Workers in the advanced wood building sector have the satisfaction of making a positive difference to our world by reducing the carbon footprint of the built environment. Harvested from sustainably managed forests, wood is the only renewable building material. By storing carbon, wood buildings help mitigate the effects of climate change.
In addition to the environmental benefits, advanced wood buildings can represent a more efficient, and industrialized, approach to construction. The construction sector is one of the least digitized major global industries. As such construction has not changed much in the last 100 years, leading to weak productivity growth compared to other major sectors. Advanced wood construction can change that by combining wood’s high strength, light-weight properties, and ease of processing with leading edge technologies such as BIM and robotic CNC machining.
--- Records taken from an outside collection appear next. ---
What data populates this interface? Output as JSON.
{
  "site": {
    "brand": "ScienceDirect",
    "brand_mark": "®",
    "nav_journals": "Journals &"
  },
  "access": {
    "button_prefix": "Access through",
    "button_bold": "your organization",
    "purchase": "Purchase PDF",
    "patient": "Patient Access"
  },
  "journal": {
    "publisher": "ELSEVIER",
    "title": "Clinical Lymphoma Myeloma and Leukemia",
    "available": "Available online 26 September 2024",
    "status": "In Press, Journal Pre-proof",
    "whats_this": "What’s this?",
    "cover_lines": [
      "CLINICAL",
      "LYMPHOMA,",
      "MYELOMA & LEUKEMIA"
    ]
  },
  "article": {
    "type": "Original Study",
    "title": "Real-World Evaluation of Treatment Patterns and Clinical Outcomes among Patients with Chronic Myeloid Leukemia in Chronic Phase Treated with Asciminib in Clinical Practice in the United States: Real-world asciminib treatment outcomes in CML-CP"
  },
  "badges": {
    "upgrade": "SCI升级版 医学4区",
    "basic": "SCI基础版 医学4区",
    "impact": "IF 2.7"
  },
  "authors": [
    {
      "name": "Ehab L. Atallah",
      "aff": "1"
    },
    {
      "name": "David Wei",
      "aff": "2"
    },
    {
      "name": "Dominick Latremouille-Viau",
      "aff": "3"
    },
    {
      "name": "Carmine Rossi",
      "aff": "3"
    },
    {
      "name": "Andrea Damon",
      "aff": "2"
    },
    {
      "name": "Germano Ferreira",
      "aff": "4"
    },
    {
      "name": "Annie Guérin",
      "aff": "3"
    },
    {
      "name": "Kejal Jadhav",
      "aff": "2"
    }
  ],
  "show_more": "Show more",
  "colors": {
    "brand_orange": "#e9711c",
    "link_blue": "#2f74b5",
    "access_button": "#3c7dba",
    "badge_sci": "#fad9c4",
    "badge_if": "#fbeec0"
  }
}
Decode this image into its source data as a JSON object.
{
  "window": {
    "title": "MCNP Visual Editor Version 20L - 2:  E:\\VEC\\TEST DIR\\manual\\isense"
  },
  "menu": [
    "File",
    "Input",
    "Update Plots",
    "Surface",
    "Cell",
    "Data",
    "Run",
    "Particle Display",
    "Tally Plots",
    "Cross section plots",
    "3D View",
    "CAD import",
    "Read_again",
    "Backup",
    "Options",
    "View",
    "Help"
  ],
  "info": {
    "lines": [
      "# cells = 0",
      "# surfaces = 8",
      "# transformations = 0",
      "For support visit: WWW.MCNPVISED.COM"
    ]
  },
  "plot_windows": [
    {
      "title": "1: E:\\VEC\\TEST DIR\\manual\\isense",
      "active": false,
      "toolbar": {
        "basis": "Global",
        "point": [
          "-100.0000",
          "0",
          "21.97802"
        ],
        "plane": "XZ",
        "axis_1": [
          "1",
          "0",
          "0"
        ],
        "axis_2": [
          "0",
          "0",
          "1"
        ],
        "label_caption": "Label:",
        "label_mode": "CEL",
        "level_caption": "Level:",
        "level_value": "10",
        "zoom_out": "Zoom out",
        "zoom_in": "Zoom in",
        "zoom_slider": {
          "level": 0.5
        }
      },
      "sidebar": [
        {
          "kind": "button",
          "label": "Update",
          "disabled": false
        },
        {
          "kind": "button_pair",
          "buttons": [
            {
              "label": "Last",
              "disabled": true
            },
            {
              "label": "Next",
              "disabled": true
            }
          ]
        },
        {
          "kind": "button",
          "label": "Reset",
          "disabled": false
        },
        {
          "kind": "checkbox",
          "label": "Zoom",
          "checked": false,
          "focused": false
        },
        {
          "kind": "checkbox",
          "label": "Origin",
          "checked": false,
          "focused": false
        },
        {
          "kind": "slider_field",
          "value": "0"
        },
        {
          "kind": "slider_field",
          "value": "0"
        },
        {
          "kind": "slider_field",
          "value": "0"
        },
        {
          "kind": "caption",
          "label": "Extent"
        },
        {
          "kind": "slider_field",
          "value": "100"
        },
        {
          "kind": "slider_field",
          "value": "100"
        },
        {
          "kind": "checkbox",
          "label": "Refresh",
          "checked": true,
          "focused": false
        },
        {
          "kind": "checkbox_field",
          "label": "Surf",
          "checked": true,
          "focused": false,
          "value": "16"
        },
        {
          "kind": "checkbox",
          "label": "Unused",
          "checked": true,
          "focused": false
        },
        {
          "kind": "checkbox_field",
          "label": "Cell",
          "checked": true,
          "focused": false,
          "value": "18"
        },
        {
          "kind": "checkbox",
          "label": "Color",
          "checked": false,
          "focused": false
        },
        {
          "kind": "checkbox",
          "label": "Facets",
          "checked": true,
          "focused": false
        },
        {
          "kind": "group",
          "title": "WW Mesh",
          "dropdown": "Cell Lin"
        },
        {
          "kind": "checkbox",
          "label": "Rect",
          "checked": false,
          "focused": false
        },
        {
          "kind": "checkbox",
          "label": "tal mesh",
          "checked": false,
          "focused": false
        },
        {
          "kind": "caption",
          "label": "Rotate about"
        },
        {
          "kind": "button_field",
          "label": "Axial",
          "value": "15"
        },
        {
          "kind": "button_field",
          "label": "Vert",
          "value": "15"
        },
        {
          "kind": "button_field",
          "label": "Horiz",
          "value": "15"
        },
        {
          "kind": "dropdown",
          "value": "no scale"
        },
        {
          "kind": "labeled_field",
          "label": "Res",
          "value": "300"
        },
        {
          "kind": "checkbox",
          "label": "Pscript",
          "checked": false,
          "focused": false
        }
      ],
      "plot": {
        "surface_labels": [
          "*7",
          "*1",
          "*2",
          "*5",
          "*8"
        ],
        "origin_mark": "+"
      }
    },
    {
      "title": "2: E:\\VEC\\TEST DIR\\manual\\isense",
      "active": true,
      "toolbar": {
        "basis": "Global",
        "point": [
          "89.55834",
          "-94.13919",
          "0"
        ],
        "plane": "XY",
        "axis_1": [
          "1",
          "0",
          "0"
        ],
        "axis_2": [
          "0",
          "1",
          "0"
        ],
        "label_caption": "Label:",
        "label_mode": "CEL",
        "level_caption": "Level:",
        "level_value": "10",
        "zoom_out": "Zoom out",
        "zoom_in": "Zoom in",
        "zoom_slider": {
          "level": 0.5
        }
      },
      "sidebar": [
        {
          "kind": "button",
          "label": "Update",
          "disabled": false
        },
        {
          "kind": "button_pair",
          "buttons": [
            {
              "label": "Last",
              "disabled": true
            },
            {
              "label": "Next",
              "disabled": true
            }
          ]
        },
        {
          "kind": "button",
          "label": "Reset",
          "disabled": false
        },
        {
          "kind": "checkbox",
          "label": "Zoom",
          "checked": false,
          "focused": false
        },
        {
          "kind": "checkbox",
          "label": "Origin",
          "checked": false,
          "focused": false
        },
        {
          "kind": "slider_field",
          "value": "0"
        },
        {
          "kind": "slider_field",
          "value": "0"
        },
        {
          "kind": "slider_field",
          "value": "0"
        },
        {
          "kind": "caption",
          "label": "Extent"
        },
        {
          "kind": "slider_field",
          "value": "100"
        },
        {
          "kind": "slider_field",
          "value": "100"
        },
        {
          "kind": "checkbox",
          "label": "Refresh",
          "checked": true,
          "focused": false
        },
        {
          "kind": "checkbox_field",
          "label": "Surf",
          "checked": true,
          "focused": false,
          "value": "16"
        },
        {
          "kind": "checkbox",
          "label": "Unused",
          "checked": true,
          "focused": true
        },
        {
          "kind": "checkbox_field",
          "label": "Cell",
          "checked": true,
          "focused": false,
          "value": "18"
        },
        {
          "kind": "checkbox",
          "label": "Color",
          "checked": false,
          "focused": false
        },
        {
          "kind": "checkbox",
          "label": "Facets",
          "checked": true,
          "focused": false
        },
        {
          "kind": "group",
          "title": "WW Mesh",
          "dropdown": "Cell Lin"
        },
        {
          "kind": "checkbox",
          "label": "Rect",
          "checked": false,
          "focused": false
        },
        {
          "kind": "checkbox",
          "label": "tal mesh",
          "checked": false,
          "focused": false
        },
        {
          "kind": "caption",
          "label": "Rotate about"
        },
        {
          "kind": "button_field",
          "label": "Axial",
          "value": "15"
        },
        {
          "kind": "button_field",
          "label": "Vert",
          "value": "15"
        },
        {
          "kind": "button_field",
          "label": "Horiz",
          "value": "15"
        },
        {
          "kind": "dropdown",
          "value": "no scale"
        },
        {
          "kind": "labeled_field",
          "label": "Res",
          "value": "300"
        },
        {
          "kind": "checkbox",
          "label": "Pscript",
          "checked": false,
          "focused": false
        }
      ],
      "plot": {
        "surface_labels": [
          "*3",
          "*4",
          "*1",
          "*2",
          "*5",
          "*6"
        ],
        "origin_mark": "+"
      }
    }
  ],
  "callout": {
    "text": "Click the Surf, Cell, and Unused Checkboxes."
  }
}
This enables prefabrication and modularized building processes to help improve productivities and reduce costs, construction schedules, and waste. Advanced wood buildings represent the future of construction, and not the past.
Jobs Across the Country
More than half Of the 50,800 new jobs openings in the advanced wood building sector between 2018 and 2028 will be concentrated in Ontario and Quebec. However, Alberta and British Columbia will generate more new jobs per capita than Ontario and Quebec—the sector will be growing more quickly in these provinces. For this reason, demand for workers in the sector will be similar across the four provinces.